I am developing a relatively large model using xarray and therefore want to make use of chunks. Most of my operations run a lot faster when chunked but there is one that keeps running (a lot) slower than unchunked.
Take this dataarray as an example (the real one is a lot bigger)
import xarray as xr
import numpy as np
da = xr.DataArray(
np.random.randint(low=-5, high=5, size=(10, 100, 100)),
coords=[range(10), range(100), range(100)],
dims=["time", "x", "y"],
).chunk(chunks={"x":10, "y":10}) # comment this to opt out of chunking
my_max = 10
def sum_storage(arr):
arr_new = xr.zeros_like(arr)
for idx in range(1,len(arr)):
arr_new[dict(time=idx)] = arr_new[dict(time=idx-1)] + da[dict(time=idx)]
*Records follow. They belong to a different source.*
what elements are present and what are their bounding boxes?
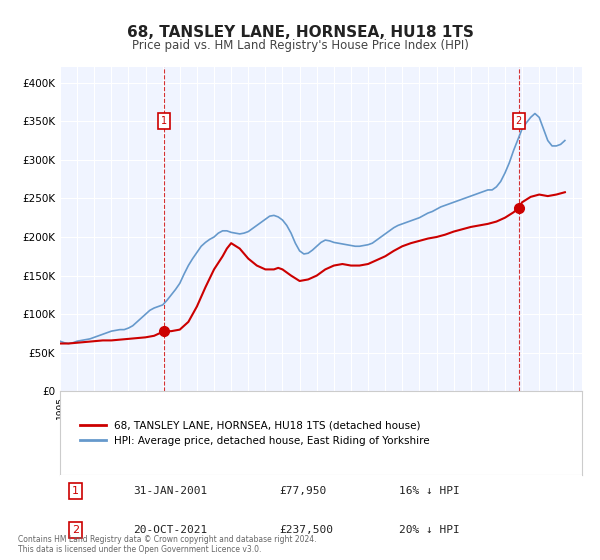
Text: 20-OCT-2021: 20-OCT-2021 (133, 525, 208, 535)
Text: Price paid vs. HM Land Registry's House Price Index (HPI): Price paid vs. HM Land Registry's House … (131, 39, 469, 52)
Text: 2: 2 (515, 116, 522, 126)
Legend: 68, TANSLEY LANE, HORNSEA, HU18 1TS (detached house), HPI: Average price, detach: 68, TANSLEY LANE, HORNSEA, HU18 1TS (det… (76, 416, 434, 450)
Text: 1: 1 (161, 116, 167, 126)
Text: 31-JAN-2001: 31-JAN-2001 (133, 486, 208, 496)
Text: 20% ↓ HPI: 20% ↓ HPI (400, 525, 460, 535)
Text: 16% ↓ HPI: 16% ↓ HPI (400, 486, 460, 496)
Text: 1: 1 (72, 486, 79, 496)
Text: £77,950: £77,950 (279, 486, 326, 496)
Text: £237,500: £237,500 (279, 525, 333, 535)
Text: 2: 2 (72, 525, 79, 535)
Text: Contains HM Land Registry data © Crown copyright and database right 2024.
This d: Contains HM Land Registry data © Crown c… (18, 535, 317, 554)
Text: 68, TANSLEY LANE, HORNSEA, HU18 1TS: 68, TANSLEY LANE, HORNSEA, HU18 1TS (127, 25, 473, 40)
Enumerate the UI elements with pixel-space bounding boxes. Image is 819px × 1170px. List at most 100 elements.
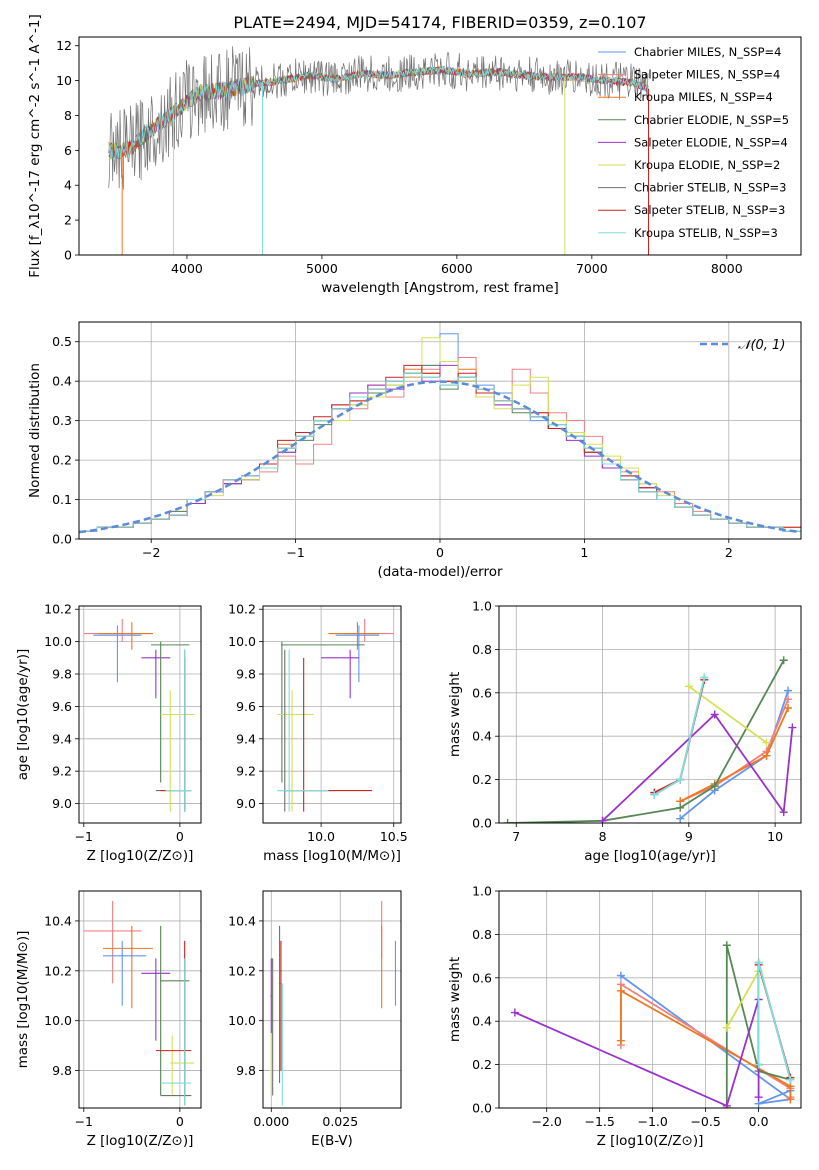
x-tick-label: 0 [436, 545, 444, 560]
y-axis-label: Normed distribution [27, 363, 43, 498]
panel-mass_vs_Z: −1 0 9.8 10.0 10.2 10.4 Z [log10(Z/Z⊙)] mass [l… [15, 890, 202, 1149]
x-tick-label: 4000 [171, 261, 203, 276]
x-tick-label: 0 [176, 1114, 184, 1129]
data-point [281, 644, 283, 646]
y-tick-label: 0.0 [472, 1101, 492, 1116]
legend-label: Kroupa STELIB, N_SSP=3 [634, 226, 778, 240]
y-axis-label: Flux [f_λ10^-17 erg cm^-2 s^-1 A^-1] [27, 14, 43, 277]
legend-label: Salpeter MILES, N_SSP=4 [634, 68, 780, 82]
legend-label: Chabrier ELODIE, N_SSP=5 [634, 113, 789, 127]
plus-marker [676, 803, 685, 812]
y-tick-label: 12 [56, 38, 72, 53]
legend-label: Chabrier MILES, N_SSP=4 [634, 45, 781, 59]
legend-label: Chabrier STELIB, N_SSP=3 [634, 181, 786, 195]
y-tick-label: 0.0 [52, 532, 72, 547]
x-tick-label: −1.5 [584, 1114, 614, 1129]
axes-frame [78, 321, 802, 540]
x-tick-label: −2.0 [532, 1114, 562, 1129]
y-tick-label: 9.8 [236, 667, 256, 682]
y-tick-label: 0.4 [472, 729, 492, 744]
x-axis-label: mass [log10(M/M⊙)] [263, 848, 401, 864]
data-point [183, 789, 186, 792]
x-tick-label: 10.0 [307, 829, 335, 844]
y-tick-label: 10.2 [44, 602, 72, 617]
plus-marker [779, 656, 788, 665]
x-tick-label: 1 [580, 545, 588, 560]
y-tick-label: 9.8 [52, 1063, 72, 1078]
panel-residuals: −2 −1 0 1 2 0.0 0.1 0.2 0.3 0.4 0.5 (data-model)/er… [27, 321, 802, 580]
y-tick-label: 9.2 [236, 764, 256, 779]
y-tick-label: 10.2 [44, 963, 72, 978]
y-axis-label: age [log10(age/yr)] [15, 649, 31, 781]
x-axis-label: E(B-V) [311, 1133, 353, 1149]
plus-marker [503, 819, 512, 823]
axes-frame [498, 605, 802, 824]
data-point [280, 970, 282, 972]
x-tick-label: 7000 [576, 261, 608, 276]
plot-area [270, 900, 397, 1106]
plus-marker [754, 1060, 763, 1069]
plot-area [108, 46, 650, 255]
plus-marker [510, 1008, 519, 1017]
panel-weight_vs_age: 7 8 9 10 0.0 0.2 0.4 0.6 0.8 1.0 age [log10(age/yr… [447, 599, 802, 864]
y-tick-label: 4 [64, 178, 72, 193]
y-axis-label: mass weight [447, 957, 463, 1042]
data-point [356, 632, 359, 635]
x-tick-label: −2 [142, 545, 160, 560]
weight-line [726, 970, 760, 1029]
x-tick-label: 9 [685, 829, 693, 844]
y-tick-label: 0.2 [472, 772, 492, 787]
plus-marker [784, 686, 793, 695]
x-tick-label: −1 [75, 829, 93, 844]
axes-frame [262, 890, 402, 1109]
y-tick-label: 10.2 [228, 963, 256, 978]
y-tick-label: 9.8 [52, 667, 72, 682]
y-tick-label: 10.0 [44, 1013, 72, 1028]
y-tick-label: 10.0 [228, 1013, 256, 1028]
x-tick-label: 8 [599, 829, 607, 844]
y-tick-label: 0.2 [52, 453, 72, 468]
spectrum-line [108, 46, 649, 190]
x-axis-label: (data-model)/error [377, 564, 503, 580]
data-point [155, 657, 157, 659]
data-point [155, 972, 157, 975]
plus-marker [616, 1036, 625, 1045]
weight-line [507, 659, 785, 823]
figure-title: PLATE=2494, MJD=54174, FIBERID=0359, z=0… [233, 13, 646, 32]
panel-age_vs_Z: −1 0 9.0 9.2 9.4 9.6 9.8 10.0 10.2 Z [log10(Z/Z⊙)… [15, 602, 202, 864]
weight-line [688, 685, 768, 744]
x-tick-label: −1 [286, 545, 304, 560]
y-tick-label: 8 [64, 108, 72, 123]
x-axis-label: Z [log10(Z/Z⊙)] [87, 1133, 194, 1149]
data-point [121, 955, 124, 957]
plus-marker [762, 738, 771, 747]
y-tick-label: 9.0 [52, 796, 72, 811]
plot-area [510, 941, 795, 1108]
y-tick-label: 0.2 [472, 1057, 492, 1072]
data-point [116, 634, 119, 636]
y-tick-label: 0.5 [52, 334, 72, 349]
y-tick-label: 9.4 [52, 731, 72, 746]
plus-marker [700, 673, 709, 682]
y-tick-label: 9.6 [236, 699, 256, 714]
x-tick-label: 2 [725, 545, 733, 560]
y-tick-label: 10.0 [228, 634, 256, 649]
data-point [131, 632, 133, 635]
data-point [111, 930, 114, 932]
plus-marker [754, 958, 763, 967]
x-tick-label: −0.5 [690, 1114, 720, 1129]
data-point [278, 982, 281, 985]
y-tick-label: 0.6 [472, 970, 492, 985]
weight-line [620, 989, 792, 1100]
axes-frame [78, 36, 802, 256]
data-point [270, 994, 273, 997]
x-axis-label: Z [log10(Z/Z⊙)] [597, 1133, 704, 1149]
plus-marker [779, 808, 788, 817]
plus-marker [616, 971, 625, 980]
plus-marker [722, 1023, 731, 1032]
x-tick-label: 0.025 [322, 1114, 358, 1129]
data-point [394, 970, 397, 972]
y-tick-label: 0.4 [52, 374, 72, 389]
weight-line [679, 707, 789, 803]
y-axis-label: mass [log10(M/M⊙)] [15, 931, 31, 1069]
arr_storage[dict(time=idx)] = arr_storage[dict(time=idx)].where(arr_storage[dict(time=idx)] <= my_max, my_max)
return arr_new
%time arr_storage = sum_storage(da)
I ran this unchunked and chunked. See below the CPU times.
Unchunked: CPU times: total: 0 ns Chunked: CPU times: total: 6.72 s
I have tried .rolling and .np_apply_along_axis following other suggestions (e.g., https://github.com/pydata/xarray/discussions/6247) and applying the ufunc on dask array (https://tutorial.xarray.dev/advanced/apply_ufunc/dask_apply_ufunc.html). I also called a function using xr.concat e.g.:
xr.concat([my_function(da[dict(time=i)]) for i in my_list], dim=da.time)
but all solutions I looked at are iterating on only one dataarray. Whereas my example has two dataarrays that need to be iterated over at the same time, including the fact that for one of the arrays the idx and idx-1 indices need to be accessed (and not for the others).
Any suggestions?